Why do your loved ones want you to fail? Shouldn't they be rooting for your success? Naomi gives a lot of reasons why they want you to fail, with some tips on what to do about it.
In my experience, people who are unsuccessful tend to think that those who are successful have had it easier than they have. The fact is that the successful people have just learned to overcome obstacles. Jeff gives ten tips to overcome obstacles to success.
I've been reading Michelle's blog for a long time, and there's a new wind in the air over there. At one point in time, she was writing to quit a job she hated. She no longer hates that job - so the question is what to do now. Why I find this interesting is that people on change in the face of two things: 1) discomfort, and 2) the desire to become better. But, the desire to become better, for a lot of people, doesn't have a lot of motivational force. Or maybe people who have the desire to become better are not comfortable being less than they could be, so it's still discomfort doing the work. Definitely something to think about.

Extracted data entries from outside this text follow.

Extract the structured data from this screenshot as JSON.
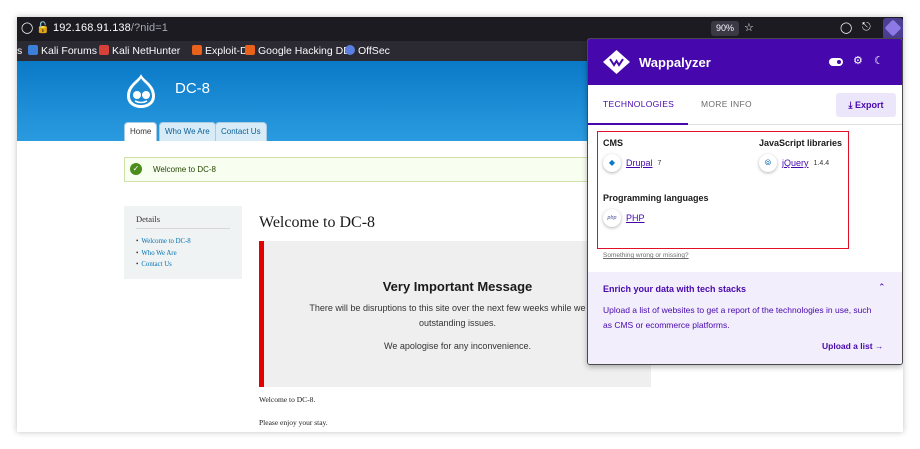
{
  "browser": {
    "url_host": "192.168.91.138",
    "url_path": "/?nid=1",
    "zoom": "90%",
    "bookmarks": [
      "s",
      "Kali Forums",
      "Kali NetHunter",
      "Exploit-DB",
      "Google Hacking DB",
      "OffSec"
    ]
  },
  "site": {
    "name": "DC-8",
    "tabs": [
      "Home",
      "Who We Are",
      "Contact Us"
    ],
    "status_message": "Welcome to DC-8",
    "sidebar": {
      "title": "Details",
      "links": [
        "Welcome to DC-8",
        "Who We Are",
        "Contact Us"
      ]
    },
    "content": {
      "title": "Welcome to DC-8",
      "box_title": "Very Important Message",
      "box_line1": "There will be disruptions to this site over the next few weeks while we reso",
      "box_line2": "outstanding issues.",
      "box_line3": "We apologise for any inconvenience.",
      "para1": "Welcome to DC-8.",
      "para2": "Please enjoy your stay."
    }
  },
  "wappalyzer": {
    "brand": "Wappalyzer",
    "tab_technologies": "TECHNOLOGIES",
    "tab_more_info": "MORE INFO",
    "export_label": "Export",
    "categories": {
      "cms": {
        "label": "CMS",
        "name": "Drupal",
        "version": "7"
      },
      "js": {
        "label": "JavaScript libraries",
        "name": "jQuery",
        "version": "1.4.4"
      },
      "lang": {
        "label": "Programming languages",
        "name": "PHP"
      }
    },
    "wrong_link": "Something wrong or missing?",
    "enrich": {
      "title": "Enrich your data with tech stacks",
      "body": "Upload a list of websites to get a report of the technologies in use, such as CMS or ecommerce platforms.",
      "link": "Upload a list"
    }
  },
  "colors": {
    "wappalyzer_purple": "#4608ad",
    "drupal_blue": "#0a7ac8",
    "highlight_red": "#e0102a",
    "message_bar_red": "#e30000"
  }
}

Lori, who, as far as I can tell, is neither dumb nor a man (I haven't ruled out little, yet) gives rules for managing the ole' Mid-Life Crisis. I think it's good information for managing radical change and aging, in general.
I can't write 90% of my posts now without thinking about Clay's parody post. Parody is so effective when it's so true. Thanks, Clay, for completely ruining my Friday Meditations, Planner Series, Virtue Series, and just about anything else I was going to write- oh, and ruining the chance to use a picture of me jumping...

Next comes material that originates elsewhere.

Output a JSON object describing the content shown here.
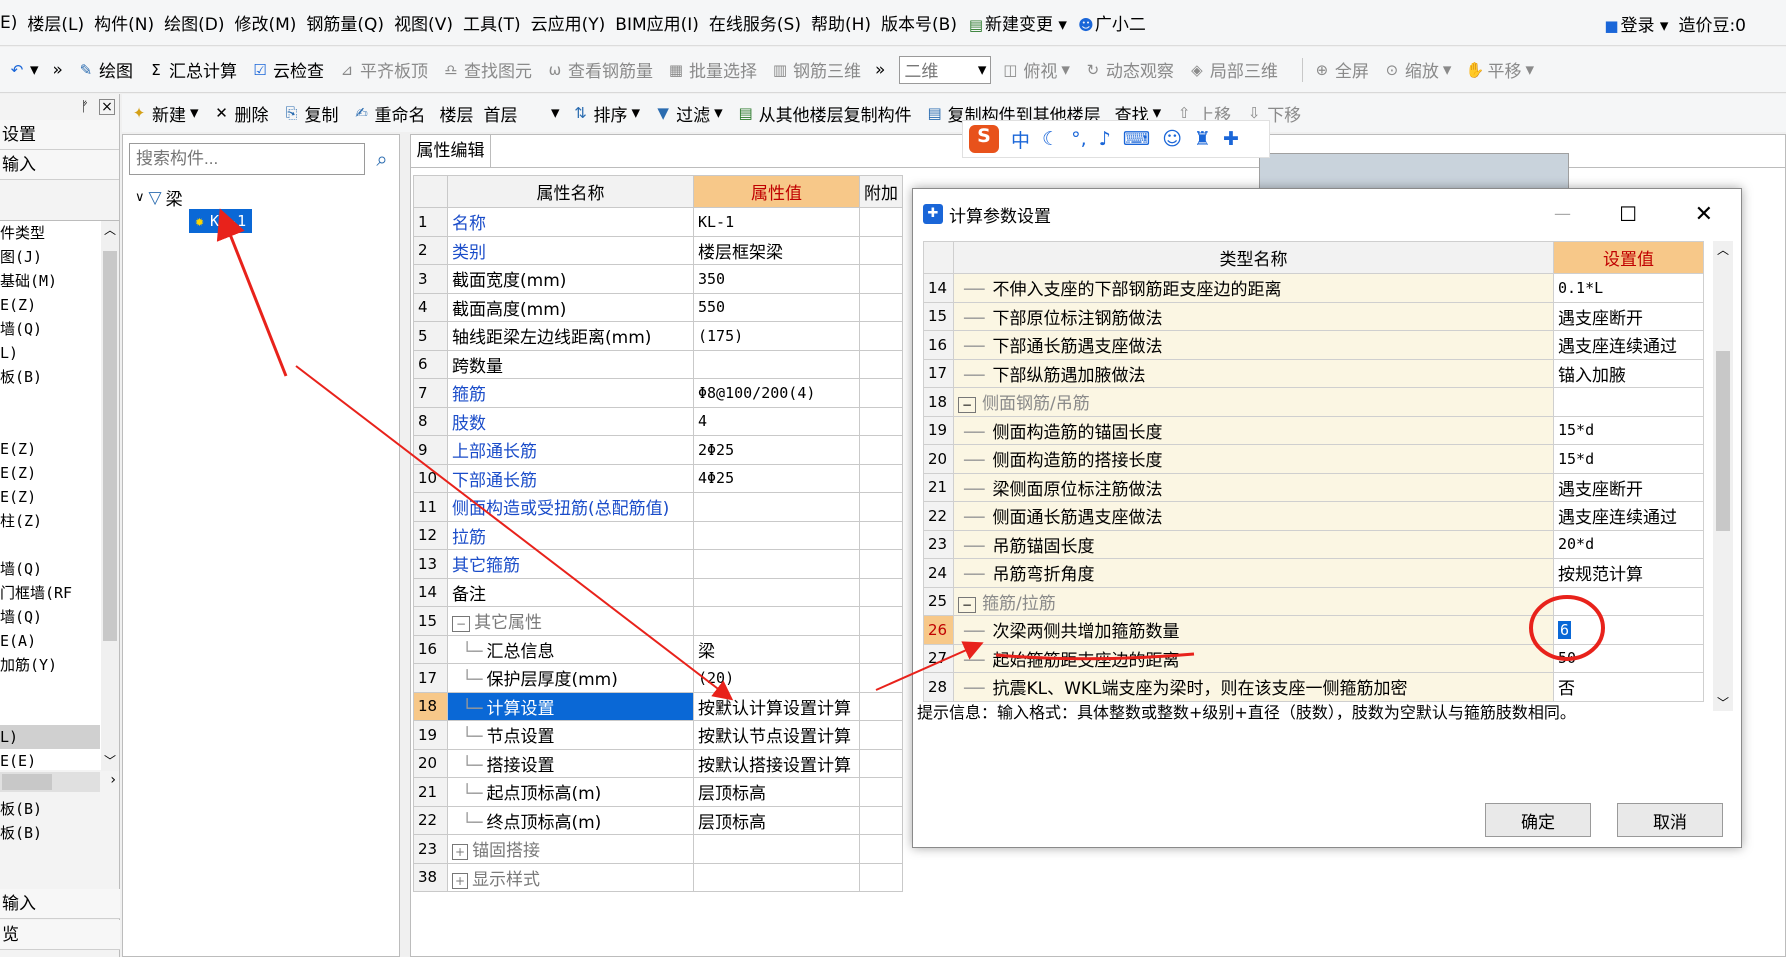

Before my productivity engine came to a bloody, screeching halt, I used to believe that I needed to become better at multitasking. If I could do more tasks in the same amount of time, I thought, I could get more done in less time. Rubbish, lies, and deceptions. Chris's post comes to the same conclusion, but his is backed by research.
Now you know that I think multitasking is bunk, and the opposite of multitasking is focusing on one task at a time. Glen's great guest post on Zen Habits hits the spot on how to stay focused while you work.
Part of my growing and learning process is to continually read offline material. Don't get me wrong - I love a lot of the material written online, but Mark gives four downsides to online material that I find true. Of course, the hard part is finding time to get good reading time in for both mediums.
Part of life is knowing how to recover from stupid mistakes, but another, even more important part, is figuring out how to avoid them in the first place. Scott's insightful post helps with the latter aspect. My favorite: "Metaphors are your intellectual weapons to prevent mistakes." And I've made it known how I feel about metaphors.
Having problems is bad enough. Being married to them is worse. Jonathan's excellent post gives the five signs that you've married your problems - and ways to file for divorce. And these divorces won't be so damned expensive.
Our physical condition is an important aspect of our productivity, and I'm always looking for easy ways to exercise or condition my body, especially if I can do that while doing something else. I like sitting on my exercise ball instead of other chairs for many of the reasons Geoff lists. It's a great way to exercise your core without actively thinking about it or trying to.
Every Friday, Amy has a post on Word Pr0n, where she introduces cool words to use instead of our more mundane and hackneyed mutterings. I challenged her to find words to replace the overused "sweet" and "awesome." She accepts the challenge and delivers with some august pickings with resplendent uses.
I love personal development posts that come from deep within people. Alex's post had me from hello with the quote from Socrates - but it went much further to talk about his relationship with his mother. Great honesty and sincerity in this one - thanks for sharing, Alex, and I hope you find peace through breaking the cycle.